NOTE 2--ACQUISITIONS
During the quarter ended June 30, 2005, we completed six acquisitions of medical waste businesses and one acquisition of a pharmaceutical returns (reverse distribution) business, our Mexican subsidiary completed two acquisitions of medical waste businesses, and our United Kingdom subsidiary completed one acquisition of a medical waste business.
In April, we completed four acquisitions of medical waste businesses, consisting of selected assets of Envirotech of America, Inc. which operated in central New York, Medical Systems, Inc., which operated in Missouri, BioClean, Inc., which operated in western New York, and all of the stock of Sanford Motors, Inc. and two affiliated companies, which operated in eastern Pennsylvania and New Jersey. We also acquired all of the stock of Automated Health Technologies, Inc., a pharmaceutical returns company based in Florida. In May, we acquired selected assets of Five Star Waste, Inc., which operated a medical waste business in Florida, and in June, we acquired selected assets of Bio-Med Tec Inc. and an affiliated company, which operated a medical waste business in West Virginia and southern Ohio.
In addition, in April our United Kingdom subsidiary, Stericycle International, Ltd., acquired all of the stock of Healthcare Waste Limited (formerly known as Select Environmental Limited), which operated a medical waste business in southern England, and our Mexican subsidiary, Medam S.A. de C.V., completed the acquisition of the stock of Planta Incineradora de Residuos Biologicos Infecciosos, S.A. de C.V. and Soluciones Ecologicas Integrales, S.A. de C.V.
During the quarter ended March 31, 2005, our Mexican subsidiary, Medam S.A. de C.V. acquired selected assets of Servicios Ecologicos PEGE y Asociados S. De R.L. de C.V.
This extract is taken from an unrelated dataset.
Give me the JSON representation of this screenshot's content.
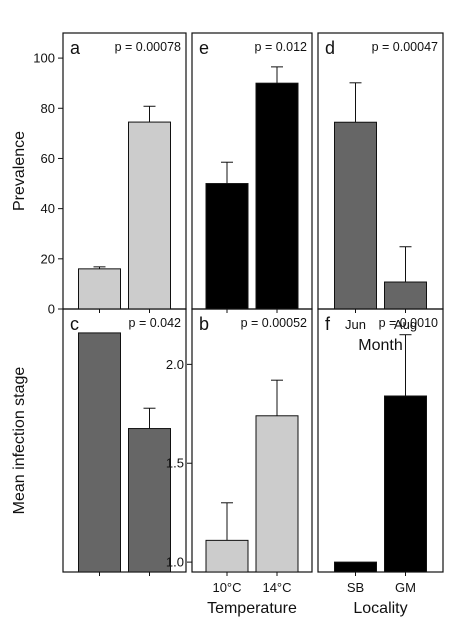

The aggregate net purchase price of our acquisitions during the six months ended June 30, 2005 was approximately $59.0 million, of which $34.4 million was paid in cash and $24.6 million was paid by the issuance of promissory notes. These acquisitions were not significant to our operations, either individually or in the aggregate. The purchase price allocations for these acquisitions are preliminary pending completion of certain intangible asset valuations.
NOTE 3--STOCK OPTIONS
During the quarter ended June 30, 2005, options to purchase 40,600 shares of common stock were granted to employees. These options vest over a five-year period in annual increments of 20% of the option shares and have exercise prices of $44.05-$49.68 per share. In addition options to purchase 38,496 shares of common stock were granted to outside directors. These options vest on the first anniversary of their grant and have an exercise price of $48.01 per share.
During the quarter ended March 31, 2005, options to purchase 639,295 shares of common stock were granted to employees. These options vest over a five-year period in annual increments of 20% of the option shares and have exercise prices of $44.25-$46.02 per share. In addition, in February 2005 warrants to purchase 900 shares of common stock were granted to an outside consultant. These warrants become exercisable over a five-year period in annual increments of 20% of the shares and have an exercise price of $45.80 per share.